Be an Ally Yourself
Offering your help as an ally will pay off in the long run: your coworkers will be more supportive when you need help if they know they can count on you to return the favor.
Being an ally is far more useful than just as a way to get ahead. It’s a way to improve the general environment in your organization in the long run. It is possible to create a welcoming, supportive culture when enough people are on board with the concept. If you face problems tied to gender, consider checking in with your peers who are facing problems based on sexual orientation or race. Most organizations have a great deal of diversity now — though few are precisely welcoming of that diversity. It’s surprisingly rare to find a company culture that couldn’t improve, at least a little bit.
Invest your own time to acting as an ally. At the most basic level, that can mean calling out your coworkers on the problems you see — staying silent when someone makes a racist or homophobic comment can be seen as condoning that behavior. From there, though, take the time to ask how you can best help. Just as the allies you’re counting on need coaching because they have never experienced the situations you face on a daily basis, you may be lacking the experience to fully understand others’ situations.

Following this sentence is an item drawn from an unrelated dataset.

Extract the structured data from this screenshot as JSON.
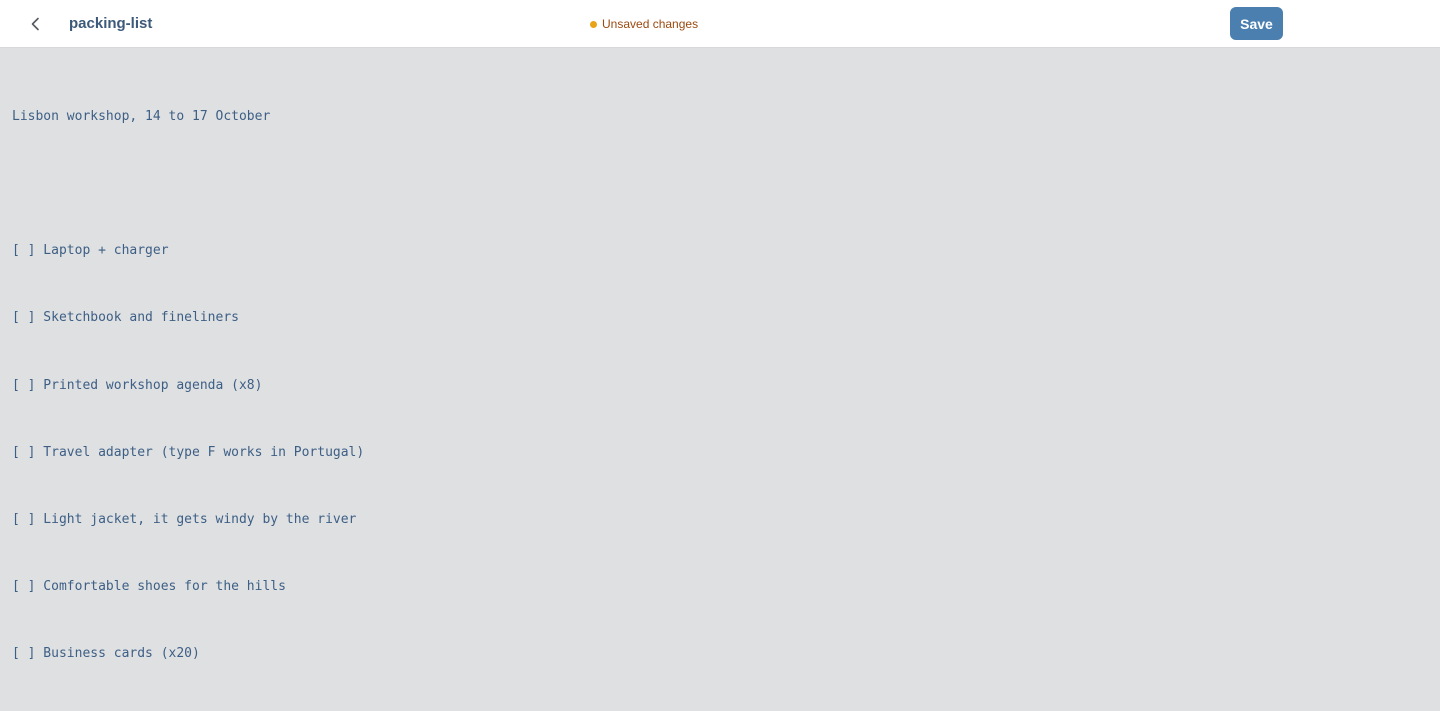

There are options for a more wholesale approach to developing allies in your workplace if you can get management and leadership to see the need for better support networks. Organizations such as the Ada Initiative offer workshops and training. If those managers in charge of company culture or training can be convinced of the value of such a workshop, it can be worth bringing in that added help. A little additional awareness and training may be all it takes to get your company thinking proactively about the problems faced by individuals within the organization. You might even find yourself with some unexpected allies .
Improving a company’s culture — and advancing your own career at the same time — requires hard work. With the help of allies, though, you may make progress a little faster.